When you read the word "anger", what first comes to your mind? What do you picture? When I see anger, my mind does not present a pretty face. In my experience, anger is more than a frown. It is furrowed eyebrows, gnashing of teeth, a gaping, saliva-filled mouth and words so loud and sharp that that person might as well be barking. The movie Inside Out portrays anger as a red square with flames, but it also portrays it as male. In this movie and in the minds of many, anger has testosterone.
I guess it makes sense. If you review psychological studies, you learn how testosterone makes people strong and aggressive, like an alpha silver-back gorilla. The thing that I've noticed is that when guys get angry, they're something to be feared. But when girls get angry, it's almost weird. Not only is it considered unnatural, but some find it cute and non-threatening. In movies, the short, spunky girl starts getting upset and that "spiciness" is treated as a turn-on. But despite whatever gender you attribute to this emotional, it's not pretty. Anger is like acid that doesn't end until there's nothing left to consume.
So yes, when I say that anger makes us ugly, I mean it. And many people, females in particular, feel bad about expressing this emotion because "we all know that women are supposed to look good all the time! And when women don't look good, i.e. when they're mad, then what are they good for? We gotta shave away all those nasty passions so people are nice and attractive and well-behaved. We can't have no ladies thinkin they is anything more than a pretty picture, amiright?" (If you find what's in the quotations repugnant, then you understand why beauty and expression shouldn't so often conflict)
Anyway, society shows us that guys can get away with being angry, and girls just can't. Angry guys are a threat, and angry girls are obnoxious. The world sees a girl getting heated and throws words like "feminazi" or "period" around in order to douse her fire. They say that she just needs to "chill."
When I went away from court one day feeling more pathetic and weak than I have ever felt before, my guy friend told me to get angry. His suggestion made me feel like, suddenly, I had the license to say that I was not only frustrated or sad, but angry. I had never done that before.

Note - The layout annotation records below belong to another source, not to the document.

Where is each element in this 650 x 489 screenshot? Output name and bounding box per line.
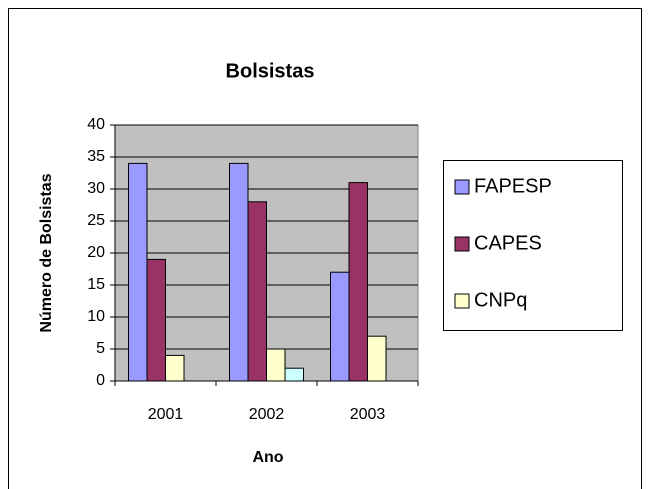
y-axis-label: Número de Bolsistas — [38, 173, 55, 332]
bar — [229, 162, 249, 382]
bar — [348, 182, 368, 382]
y-tick-label: 5 — [96, 340, 105, 357]
legend-swatch — [454, 179, 470, 195]
y-tick-label: 0 — [96, 372, 105, 389]
chart-title: Bolsistas — [226, 60, 315, 82]
bar — [284, 367, 304, 382]
x-axis-label: Ano — [252, 449, 283, 466]
y-tick-label: 35 — [87, 148, 105, 165]
y-tick-label: 10 — [87, 308, 105, 325]
bar — [266, 348, 286, 382]
legend-box — [443, 160, 623, 331]
bar — [367, 335, 387, 382]
bar — [165, 354, 185, 382]
legend-label: FAPESP — [474, 175, 552, 197]
bar — [128, 162, 148, 382]
legend-swatch — [454, 236, 470, 252]
bar — [330, 271, 350, 382]
bar — [247, 201, 267, 382]
bar — [146, 258, 166, 382]
legend-swatch — [454, 293, 470, 309]
y-tick-label: 20 — [87, 244, 105, 261]
x-tick-label: 2003 — [350, 406, 386, 423]
y-tick-label: 30 — [87, 180, 105, 197]
y-tick-label: 15 — [87, 276, 105, 293]
legend-label: CAPES — [474, 232, 542, 254]
legend-label: CNPq — [474, 289, 527, 311]
y-tick-label: 40 — [87, 116, 105, 133]
y-tick-label: 25 — [87, 212, 105, 229]
x-tick-label: 2002 — [249, 406, 285, 423]
x-tick-label: 2001 — [148, 406, 184, 423]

The thing about anger is that it's like the protagonists final attack in an anime. They tell their allies to step back while they waste this motherfucker and lets loose a powerful, uncontrolled ray of fire or ice or whatever element that will hurt the other person the most.
Anger is a difficult thing to control, and it usually ends up being an all-or-nothing thing. Neither are healthy. The reason I bring up gender roles is that society thinks women are easier to deal with when they don't know there's an option other than patience and kindness. I don't advocate for negative emotion, I advocate for freedom of emotion. Men should be able to cry and so should women, yet the cry of a woman has been reduced to tearful sobbing. We forget that there is another definition that applies to both.
But cries of fury and frustration aren't cute. They aren't tame. They aren't "becoming of a lady." And the ironic thing, or I guess the appropriate thing, is that this in of itself make me mad. If we are only allowed to express our feelings through an inverted blow-horn where only an acceptable, mousy squeak can be heard, then the repealing of the 19th amendment is more plausible than we thought. Anger is not attractive, and it doesn't match with our fancy dresses, but when used correctly it shows that we are truly bothered and that we have the fuel and the passion to do something about it.